Friday, September 10, 2010
Personal Account of Kunzang Dorje Rinpoche
The kids are napping and I finally have a few minutes to myself. Having to write something like that shows how different life is right now than it was 10 1/2 years ago when my I was knocking back Tong-ba with my friend Barche at the Double Dorje in Boudha. We got to talking about Ngakpas and he invited me back to Pharping (Yang-le-shod) with him to a little compound called Tsogyal Ge Phel Jong in order to meet Kunzang Dorje Rinpoche.
Though Kunzang Dorje was not famous in the west like other Lamas have become, he was a true Ngakpa and one of the greatest living Yogis of our age. A master of Tummo and Tsa-Lung as well as Phurba and Charnel Ground practice.
What I didn't know is that the day I arrived for a visit, was the day before a three-day Kilaya Puja. He took my arrival there as a sign that I should stay on for the ritual. I was loaned a Ngakpa Zen and with Barche, joined in on the first really complete Kilaya puja that contained the full medlei section. Barche left the country soon after but was kind enough to give me his Ngakpa Zen which Rinpoche gave me the blessing to wear when I did Puja. I stayed on and moved into Barche's room right next to Rinpoches.
The next several weeks were a blur of practice and strangeness and I have trouble placing it all in order.

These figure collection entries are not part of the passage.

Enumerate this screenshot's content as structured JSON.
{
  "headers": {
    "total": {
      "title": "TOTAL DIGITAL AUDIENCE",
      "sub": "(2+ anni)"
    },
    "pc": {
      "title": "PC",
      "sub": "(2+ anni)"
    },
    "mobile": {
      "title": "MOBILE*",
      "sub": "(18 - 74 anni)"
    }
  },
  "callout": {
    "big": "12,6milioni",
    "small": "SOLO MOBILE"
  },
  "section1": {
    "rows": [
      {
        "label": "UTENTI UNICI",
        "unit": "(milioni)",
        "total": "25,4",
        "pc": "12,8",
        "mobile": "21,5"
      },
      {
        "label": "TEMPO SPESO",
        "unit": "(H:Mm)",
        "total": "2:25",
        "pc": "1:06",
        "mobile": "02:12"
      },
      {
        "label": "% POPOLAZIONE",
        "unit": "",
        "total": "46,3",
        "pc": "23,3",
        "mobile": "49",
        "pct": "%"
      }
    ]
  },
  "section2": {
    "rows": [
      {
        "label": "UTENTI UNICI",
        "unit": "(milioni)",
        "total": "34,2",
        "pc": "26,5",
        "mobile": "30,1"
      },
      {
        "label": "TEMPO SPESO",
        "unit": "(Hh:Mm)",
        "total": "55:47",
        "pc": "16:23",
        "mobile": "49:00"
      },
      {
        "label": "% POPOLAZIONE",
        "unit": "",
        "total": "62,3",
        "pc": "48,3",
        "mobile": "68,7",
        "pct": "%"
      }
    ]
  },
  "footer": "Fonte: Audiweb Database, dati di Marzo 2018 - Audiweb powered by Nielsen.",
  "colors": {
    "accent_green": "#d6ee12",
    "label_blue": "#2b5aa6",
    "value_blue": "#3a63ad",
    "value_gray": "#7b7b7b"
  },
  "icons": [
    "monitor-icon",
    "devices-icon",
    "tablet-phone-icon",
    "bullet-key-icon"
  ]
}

I remember being very sick for two days, and one morning at the height of my fever, I saw Rinpoche come into my room and take my phurba off my desk and tie a piece of blue cloth to it. He than did a little dance while rolling the phurba in his hands and moving it around his torso. He had me do the same. Since I was so ill at certain points I couldn't remember where I was, I honestly had thought I hallucinated the whole thing, but no. Gyur-me told me that actually happened. Later Rinpoche made sure I remebered how to do it as that is the proper way to empower the phurba.
For various reasons, I knew that it was not my karma to stay there for years and be his student the way he would expect - a process that he said would take two years just to decide firmly that he wanted me as a student and I wanted him as a teacher - so I did not try to get him to talk about Tummo or Tsa-lung, things that I was sure he would only reveal to someone who was there for the long haul.

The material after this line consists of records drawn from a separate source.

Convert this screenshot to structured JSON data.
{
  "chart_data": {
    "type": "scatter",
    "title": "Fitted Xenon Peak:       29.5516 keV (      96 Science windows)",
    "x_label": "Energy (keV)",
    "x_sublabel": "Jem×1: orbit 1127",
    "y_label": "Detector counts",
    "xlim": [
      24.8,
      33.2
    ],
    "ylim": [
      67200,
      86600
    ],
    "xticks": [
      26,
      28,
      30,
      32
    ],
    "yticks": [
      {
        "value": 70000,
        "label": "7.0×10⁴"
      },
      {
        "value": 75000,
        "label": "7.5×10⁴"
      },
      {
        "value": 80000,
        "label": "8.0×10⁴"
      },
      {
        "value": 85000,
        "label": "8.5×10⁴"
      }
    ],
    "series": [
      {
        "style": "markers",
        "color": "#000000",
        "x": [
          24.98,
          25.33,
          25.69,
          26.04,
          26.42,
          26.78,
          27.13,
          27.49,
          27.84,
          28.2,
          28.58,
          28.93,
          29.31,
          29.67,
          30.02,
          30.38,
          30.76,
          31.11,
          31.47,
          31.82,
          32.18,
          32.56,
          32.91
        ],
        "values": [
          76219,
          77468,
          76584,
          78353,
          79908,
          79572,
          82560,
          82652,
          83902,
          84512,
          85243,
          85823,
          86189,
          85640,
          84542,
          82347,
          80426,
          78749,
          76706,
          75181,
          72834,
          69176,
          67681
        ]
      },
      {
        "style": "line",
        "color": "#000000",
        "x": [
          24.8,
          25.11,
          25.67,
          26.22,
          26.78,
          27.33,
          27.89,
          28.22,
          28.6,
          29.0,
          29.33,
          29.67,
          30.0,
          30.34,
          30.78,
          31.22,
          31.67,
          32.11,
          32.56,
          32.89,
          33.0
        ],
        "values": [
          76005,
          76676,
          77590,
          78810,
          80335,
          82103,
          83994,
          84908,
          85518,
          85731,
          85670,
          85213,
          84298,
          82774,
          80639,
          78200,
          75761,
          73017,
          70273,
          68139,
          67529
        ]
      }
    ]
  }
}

Since he was famous for visiting most of the important Tantric Charnel grounds throughout Nepal, Tibet, Bhutan, and India I did get up the nerve to ask him about charnel Ground practice. He described the process in detail and asked if I was planning on doing a retreat. I told him that I wanted to go do one in Pashupatinath as soon as possible. He got very concerned and told me in no uncertain terms that I must NOT do this. I left thinking that for some reason I was not ready for such a retreat, but there must have been something lost in translation because two days later he asked why I was still there and not in Pashupatinath. I told him that he told me not to go and he laughed. He meant that I must not go yesterday because it was a missing day on the Lunar Calendar. It was fine to go now, which is what I did.
After my retreat, things started to get weird around the center: Rinpoche would ask me to get whiskey and his wife would ask me not to, Pema, a Thanka painter that was also staying there was starting to drink and get violent. One day I was asked to help his brother tackle him and hold him down, which I did. Since John Reynolds was coming into Kathmandu soon, and since I had plans for him to introduce me to Lopon Tenzin Namdak, I felt like it was a good time to leave Pharping and move to Boudha which I did.
I visited Rinpiche several times over the next several months and spent Losar with him. The last time I saw him was when he showed up at the Kathok Gompa for a couple days of the Kama Empowerments. Not one for large crowds he left after only a couple days, but made a very large offering, not only to the Lamas and Monks that were attending - as most other Lamas did - but to EVERYONE attending. Such was his faith in the power of everyone to achieve Buddhahood.
There are very few people that I would refer to as a Wizard, someone capable of bending the laws of physics, but he was one of them. I will leave the examples that I saw of this out of this post - stories like that only cheapen the event when told second hand. Honestly I would not believe them if I had not witnessed them myself so there really is no point.
Though I don't have any plans to go back to Nepal in the near future, I am a little sad today knowing now for sure that I will never get to meet him again in this life. I wish I had made more of the opportunity that I had when I was in his presence. I will always hold him in my mind as being inseparable from Guru Rinpoche himself.